Deep learning-based multi-omics data integration has also been developed.111,112 In prostate cancer, a recent study investigated the Cancer Genome Atlas (TCGA) prostate adenocarcinoma dataset using deep learning and similarity network fusion.113 From the two models, six multi-omics biomarkers, TELO2, ZMYND19, miR-143, miR-378a, and methylation status of two CpG loci, were selected for multi-omics panel construction. This panel was shown to be a potential biomarker for the early detection of prostate cancer patients at high recurrence risk. Elmarakeby et al.114 developed a deep-learning predictive model named P-NET to predict cancer state in prostate cancer patients on the basis of biological information including mutations, copy number alterations, methylation, and gene expression. P-NET accurately classified metastatic CRPC versus primary prostate cancers.

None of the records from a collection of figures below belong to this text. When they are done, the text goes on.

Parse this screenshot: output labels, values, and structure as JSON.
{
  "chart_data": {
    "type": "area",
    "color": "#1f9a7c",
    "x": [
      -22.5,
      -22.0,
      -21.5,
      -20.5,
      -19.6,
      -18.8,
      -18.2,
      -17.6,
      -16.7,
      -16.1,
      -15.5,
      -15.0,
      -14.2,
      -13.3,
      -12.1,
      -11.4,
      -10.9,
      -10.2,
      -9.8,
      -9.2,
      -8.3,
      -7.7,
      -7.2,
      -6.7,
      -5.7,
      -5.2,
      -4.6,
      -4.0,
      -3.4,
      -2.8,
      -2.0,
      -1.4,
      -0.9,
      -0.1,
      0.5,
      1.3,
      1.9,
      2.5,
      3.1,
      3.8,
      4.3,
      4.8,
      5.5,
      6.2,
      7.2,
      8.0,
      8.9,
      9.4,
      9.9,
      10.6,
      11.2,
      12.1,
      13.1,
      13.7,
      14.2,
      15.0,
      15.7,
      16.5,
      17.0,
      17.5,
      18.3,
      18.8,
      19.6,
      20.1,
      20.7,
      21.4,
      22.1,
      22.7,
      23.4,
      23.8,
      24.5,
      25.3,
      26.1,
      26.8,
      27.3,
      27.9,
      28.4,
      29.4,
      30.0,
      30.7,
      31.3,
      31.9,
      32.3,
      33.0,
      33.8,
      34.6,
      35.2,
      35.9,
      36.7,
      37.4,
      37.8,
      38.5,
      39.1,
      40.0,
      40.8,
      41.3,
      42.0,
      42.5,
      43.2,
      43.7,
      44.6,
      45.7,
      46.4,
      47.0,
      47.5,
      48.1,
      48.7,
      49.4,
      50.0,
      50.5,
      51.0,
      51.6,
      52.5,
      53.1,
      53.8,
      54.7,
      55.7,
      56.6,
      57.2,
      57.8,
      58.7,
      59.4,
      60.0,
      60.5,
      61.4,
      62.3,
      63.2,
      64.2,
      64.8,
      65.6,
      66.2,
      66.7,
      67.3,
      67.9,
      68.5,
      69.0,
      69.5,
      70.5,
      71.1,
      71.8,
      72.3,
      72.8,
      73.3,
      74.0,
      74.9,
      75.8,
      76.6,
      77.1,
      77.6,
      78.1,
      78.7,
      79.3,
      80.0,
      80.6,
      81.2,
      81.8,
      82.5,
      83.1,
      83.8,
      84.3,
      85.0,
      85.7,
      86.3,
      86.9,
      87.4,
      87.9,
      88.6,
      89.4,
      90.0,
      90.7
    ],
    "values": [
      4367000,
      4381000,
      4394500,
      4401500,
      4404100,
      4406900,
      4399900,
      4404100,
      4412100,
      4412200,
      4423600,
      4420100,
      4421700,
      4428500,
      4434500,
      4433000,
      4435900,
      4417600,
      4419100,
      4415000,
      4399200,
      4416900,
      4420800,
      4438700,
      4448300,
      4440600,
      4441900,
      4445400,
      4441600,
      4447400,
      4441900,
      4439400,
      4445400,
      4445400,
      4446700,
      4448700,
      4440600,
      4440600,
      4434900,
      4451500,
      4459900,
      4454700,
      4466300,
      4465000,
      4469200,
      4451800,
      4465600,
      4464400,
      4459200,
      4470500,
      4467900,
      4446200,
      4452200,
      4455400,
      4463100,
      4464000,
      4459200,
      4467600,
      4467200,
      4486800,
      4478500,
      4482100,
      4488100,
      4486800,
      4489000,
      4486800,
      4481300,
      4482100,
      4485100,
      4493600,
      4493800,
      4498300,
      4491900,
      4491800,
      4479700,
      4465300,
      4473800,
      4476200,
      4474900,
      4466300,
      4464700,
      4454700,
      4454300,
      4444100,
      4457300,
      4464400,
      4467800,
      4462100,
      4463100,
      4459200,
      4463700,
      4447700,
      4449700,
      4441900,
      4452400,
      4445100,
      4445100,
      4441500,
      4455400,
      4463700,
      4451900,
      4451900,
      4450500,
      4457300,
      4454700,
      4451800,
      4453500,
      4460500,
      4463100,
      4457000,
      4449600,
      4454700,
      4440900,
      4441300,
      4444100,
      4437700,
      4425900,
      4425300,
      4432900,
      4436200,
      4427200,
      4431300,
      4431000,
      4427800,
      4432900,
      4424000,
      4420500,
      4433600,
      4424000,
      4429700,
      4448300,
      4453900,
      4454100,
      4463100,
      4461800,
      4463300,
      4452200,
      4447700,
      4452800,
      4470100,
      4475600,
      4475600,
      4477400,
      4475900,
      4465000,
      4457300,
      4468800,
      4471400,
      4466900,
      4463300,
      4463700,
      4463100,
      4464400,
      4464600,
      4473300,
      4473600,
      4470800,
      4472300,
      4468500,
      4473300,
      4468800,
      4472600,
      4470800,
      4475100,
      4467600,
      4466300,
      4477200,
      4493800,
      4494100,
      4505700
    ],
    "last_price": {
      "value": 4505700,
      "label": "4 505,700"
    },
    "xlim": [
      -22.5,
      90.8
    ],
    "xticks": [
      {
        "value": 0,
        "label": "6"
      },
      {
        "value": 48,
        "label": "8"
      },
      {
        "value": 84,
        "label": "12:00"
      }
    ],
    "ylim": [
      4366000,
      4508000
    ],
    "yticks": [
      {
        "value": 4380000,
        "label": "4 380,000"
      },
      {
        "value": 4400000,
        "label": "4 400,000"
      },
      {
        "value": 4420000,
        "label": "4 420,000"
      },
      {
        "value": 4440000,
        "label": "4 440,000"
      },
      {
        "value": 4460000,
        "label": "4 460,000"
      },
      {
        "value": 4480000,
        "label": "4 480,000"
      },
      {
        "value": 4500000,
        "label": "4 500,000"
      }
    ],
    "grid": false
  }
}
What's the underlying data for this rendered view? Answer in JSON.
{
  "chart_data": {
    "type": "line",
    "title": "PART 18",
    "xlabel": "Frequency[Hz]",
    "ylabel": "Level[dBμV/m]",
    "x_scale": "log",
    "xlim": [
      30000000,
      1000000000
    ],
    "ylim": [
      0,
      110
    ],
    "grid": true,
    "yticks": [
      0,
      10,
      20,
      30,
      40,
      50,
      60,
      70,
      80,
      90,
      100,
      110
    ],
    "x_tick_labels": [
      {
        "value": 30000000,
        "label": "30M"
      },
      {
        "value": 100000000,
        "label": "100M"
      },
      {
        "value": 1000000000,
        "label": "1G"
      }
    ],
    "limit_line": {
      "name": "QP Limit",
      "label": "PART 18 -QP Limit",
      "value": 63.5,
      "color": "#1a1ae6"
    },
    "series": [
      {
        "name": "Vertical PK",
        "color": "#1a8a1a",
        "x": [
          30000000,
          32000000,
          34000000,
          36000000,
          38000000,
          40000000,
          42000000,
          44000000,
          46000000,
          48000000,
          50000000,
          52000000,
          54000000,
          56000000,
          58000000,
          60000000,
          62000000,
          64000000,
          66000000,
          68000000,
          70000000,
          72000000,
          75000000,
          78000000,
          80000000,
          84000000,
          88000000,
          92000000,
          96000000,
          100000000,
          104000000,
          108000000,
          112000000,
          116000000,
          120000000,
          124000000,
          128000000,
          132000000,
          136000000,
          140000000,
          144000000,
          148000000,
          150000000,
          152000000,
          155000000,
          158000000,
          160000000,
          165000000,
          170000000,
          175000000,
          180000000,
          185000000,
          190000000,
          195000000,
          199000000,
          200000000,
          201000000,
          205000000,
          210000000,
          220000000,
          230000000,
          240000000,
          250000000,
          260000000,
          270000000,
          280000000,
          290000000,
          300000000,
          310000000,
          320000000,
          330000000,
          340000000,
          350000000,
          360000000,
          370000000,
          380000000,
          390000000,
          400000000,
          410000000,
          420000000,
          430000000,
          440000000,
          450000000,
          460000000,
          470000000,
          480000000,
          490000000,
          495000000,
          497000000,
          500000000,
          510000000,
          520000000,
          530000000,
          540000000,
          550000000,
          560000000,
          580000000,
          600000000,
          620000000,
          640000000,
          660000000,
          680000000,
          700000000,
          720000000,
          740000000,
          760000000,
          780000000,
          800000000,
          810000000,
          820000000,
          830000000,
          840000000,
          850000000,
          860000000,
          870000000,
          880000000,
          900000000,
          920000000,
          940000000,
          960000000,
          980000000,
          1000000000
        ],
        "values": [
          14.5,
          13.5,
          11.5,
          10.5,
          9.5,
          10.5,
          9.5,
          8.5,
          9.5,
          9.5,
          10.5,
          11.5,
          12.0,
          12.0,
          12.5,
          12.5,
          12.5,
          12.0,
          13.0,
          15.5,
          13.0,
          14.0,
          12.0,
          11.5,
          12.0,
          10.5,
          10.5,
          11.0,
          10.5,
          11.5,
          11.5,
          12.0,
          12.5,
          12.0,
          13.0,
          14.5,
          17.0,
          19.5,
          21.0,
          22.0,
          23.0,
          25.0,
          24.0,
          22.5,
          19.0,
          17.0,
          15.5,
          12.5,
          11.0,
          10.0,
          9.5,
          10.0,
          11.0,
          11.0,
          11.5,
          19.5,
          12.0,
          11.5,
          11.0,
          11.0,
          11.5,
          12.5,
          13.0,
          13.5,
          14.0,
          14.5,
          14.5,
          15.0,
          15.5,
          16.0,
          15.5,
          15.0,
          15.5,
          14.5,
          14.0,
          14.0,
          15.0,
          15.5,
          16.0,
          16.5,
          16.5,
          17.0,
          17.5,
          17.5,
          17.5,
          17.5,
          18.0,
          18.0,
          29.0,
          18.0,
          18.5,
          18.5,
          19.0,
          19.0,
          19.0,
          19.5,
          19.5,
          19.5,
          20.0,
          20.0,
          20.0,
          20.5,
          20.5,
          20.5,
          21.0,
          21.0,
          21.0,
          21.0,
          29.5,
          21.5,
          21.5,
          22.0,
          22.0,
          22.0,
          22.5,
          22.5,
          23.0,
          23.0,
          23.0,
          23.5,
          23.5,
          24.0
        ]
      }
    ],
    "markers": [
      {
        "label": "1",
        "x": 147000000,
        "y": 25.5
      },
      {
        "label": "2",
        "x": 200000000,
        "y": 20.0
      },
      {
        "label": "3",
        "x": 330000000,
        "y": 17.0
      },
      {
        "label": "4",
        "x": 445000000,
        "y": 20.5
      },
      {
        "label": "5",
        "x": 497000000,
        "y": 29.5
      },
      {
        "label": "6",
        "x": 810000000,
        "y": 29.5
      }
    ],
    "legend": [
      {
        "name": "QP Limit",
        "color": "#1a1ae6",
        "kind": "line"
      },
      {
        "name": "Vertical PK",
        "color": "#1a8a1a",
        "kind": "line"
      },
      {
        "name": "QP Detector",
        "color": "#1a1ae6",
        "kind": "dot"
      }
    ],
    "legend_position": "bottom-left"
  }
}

Moreover, this visible neural network model revealed novel alterations which strongly contributed to predictive performance in genes, such as MDM4 and FGFR1. Recently, other novel computational methods have been applied to multi-omics integrative methods,115 including models incorporating histopathology imaging,116 although there are few multimodal studies to date incorporating radiology. Deep learning systems have demonstrated high proficiency at Gleason grading of prostate biopsy specimens117 and have provided support for computational three-dimensional histology analysis.118 Advances in computational methods will further enable the integration of multimodal data including molecular data, histopathology, radiology, and clinical data such as race/ethnicity, tumor grade, recurrence, treatment response, and long term outcomes. This could lead to the development of data-driven novel biomarkers for prostate cancer and a better understanding of its complex nature (Figure).

Figure.

Figure

Potential workflow for the future implementation of precision oncology testing for patients with advanced prostate cancer. Tools for implementing precision oncology in advanced prostate cancer include tissue-based technologies, blood-based technologies, and molecular imaging. Clinical information as well as molecular features obtained from the novel technologies are integrated for the detection and application of novel biomarkers and targets.

Conclusions

Precision oncology in prostate cancer is a rapidly evolving field. However, there remain substantial challenges for implementing precision oncology more effectively and more broadly. We have focused on novel technologies and findings that could be used to overcome certain barriers in the advanced prostate cancer setting. Multiple different layers of information including genome, transcriptome, and epigenome could help refine predictive biomarkers and define subclasses that will better predict patient outcomes. The integration of these multi-omics data and clinical information with computational methods including deep learning will also be important. Additionally, integrative analysis might help understand the clinical impact of co-occurring alterations and rare molecular aberrations, leading to broader application of precision oncology for prostate cancer patients. Liquid biopsies and molecular imaging are less invasive technologies that can capture intra-individual heterogeneity, which could affect the treatment response and prognosis. Several biomarker-driven targets are emerging in prostate cancer and clinical trials evaluating the agents against these targets are ongoing. The tremendous progress in the field has only been possible because of large multidisciplinary collaboration and patient engagement.

Acknowledgements.

The figure was created with BioRender.com.

Conflict of Interest

H.B. has served as consultant/advisory board member for Janssen, Astellas, Astra Zeneca, Merck, Pfizer, Foundation Medicine, Blue Earth Diagnostics, Amgen, Oncorus, LOXO, Daicchi Sankyo and has received research funding from Janssen, AbbVie/Stemcentrx, Eli Lilly, Millennium Pharmaceuticals, Bristol Myers Squibb.

Funding

K.M. is supported by The Uehara Memorial Foundation Fellowship. H.B. is supported by the Prostate Cancer Foundation, National Cancer Institute R37 CA241486-01A1, and Department of Defense PCRP W81XWH-17-1-0653.